- Petrolini as Nero
- Directed by: Alessandro Blasetti
- Written by: Ettore Petrolini
- Starring: Ettore Petrolini
- Cinematography: Carlo Montuori
- Edited by: Cines
- Music by: Pietro Sassoli
- Distributed by: Pittaluga
- Release date: 1930;
- Running time: 80 minutes
- Country: Italy
- Language: Italian

= Nerone (1930 film) =

1930 film

Nerone (1930) is an Italian comedy film, directed by Alessandro Blasetti. It stars Ettore Petrolini as the main actor. It has been described as a "Roman farce", a genre which was popular in Italy at the time. It is a parody of the Roman Empire and of the notorious Roman emperor, Nero. It was shot at the Cines Studios in Rome.

According to some critics, this parody was actually a satire against the fascist dictatorship and Benito Mussolini.

A full copy of the film no longer exists; there are only several excerpts that were included in the documentary Antologia Petrolini that was edited by the National Film Library and was shown at the 1952 Venice Film Festival.

== Synopsis ==
The film features some unforgettable characters (more precisely in Italian: macchiette) created by Ettore Petrolini: Gastone, Fortunello and Nero. Nero, who rides a bicycle, which burns Rome with a match, then calls the fire department by phone from the imperial palace. There is also Petrolini in his dressing room surrounded by admirers, including a young girl who returns to the theater the next day, between the two was born a flirt, but the actor will not leave the theater to go out with her.

==Cast==
- Ettore Petrolini: Gastone/Nerone/Fortunello/Pulcinella/himself
- Grazia del Rio: l'ammiratrice (the fan)
- Mercedes Brignone: Atte (Claudia Acte)
- Alfredo Martinelli: Petronio (Publius Petronius Turpilianus)
- Elma Krimer: Poppea, (Poppaea Sabina)

==Production==
It is the first of three sound films interpreted by Ettore Petrolini who, flanked by some members of his theater company, performs here in some of the characters that had made him famous: Pulcinella, Gastone, Fortunello, Nero.

In Italy it grossed nearly 5 million lire, an impressive success for the time, compared to €35,000,000 today.
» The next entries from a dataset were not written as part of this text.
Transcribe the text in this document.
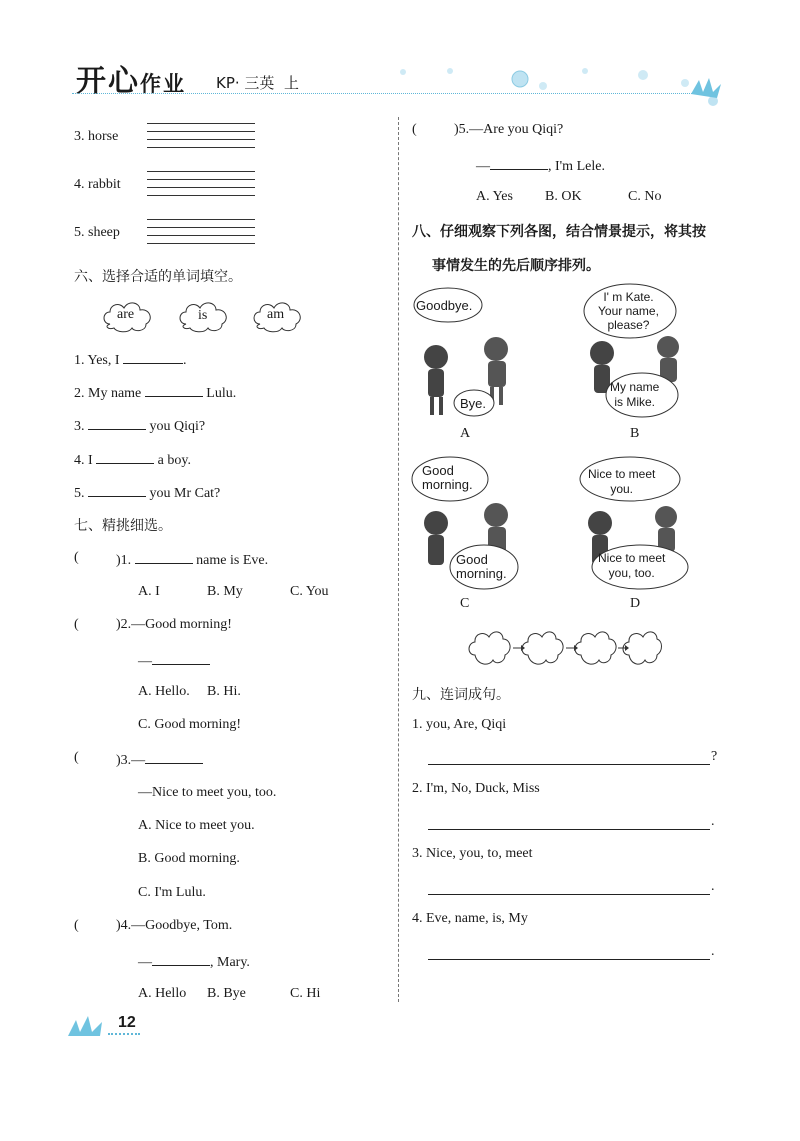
开心作业 KP· 三英 上
3. horse
4. rabbit
5. sheep
六、选择合适的单词填空。
are	is	am
1. Yes, I	.
2. My name	Lulu.
3.	you Qiqi?
4. I	a boy.
5.	you Mr Cat?
七、精挑细选。
(	)1.	name is Eve.
A. I	B. My	C. You
(	)2.—Good morning!
—
A. Hello. B. Hi.
C. Good morning!
(	)3.—
—Nice to meet you, too.
A. Nice to meet you.
B. Good morning.
C. I'm Lulu.
(	)4.—Goodbye, Tom.
—	, Mary.
A. Hello B. Bye	C. Hi
(	)5.—Are you Qiqi?
—	, I'm Lele.
A. Yes B. OK	C. No
八、仔细观察下列各图，结合情景提示，将其按
事情发生的先后顺序排列。
Goodbye.
Bye.
A
I' m Kate.
Your name,
please?
My name
is Mike.
B
Good
morning.
Good
morning.
C
Nice to meet
you.
Nice to meet
you, too.
D
九、连词成句。
1. you, Are, Qiqi
?
2. I'm, No, Duck, Miss
.
3. Nice, you, to, meet
.
4. Eve, name, is, My
.
12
Blasetti, despite self-defining his role as just a "technical coordinator", without any directorial role, he left his mark, starting from the idea of the "spoken" opening titles. He was particularly critically appreciated for the choice of shots and camera movements, including the initial use of camera dolly, that was technically very challenging for the time.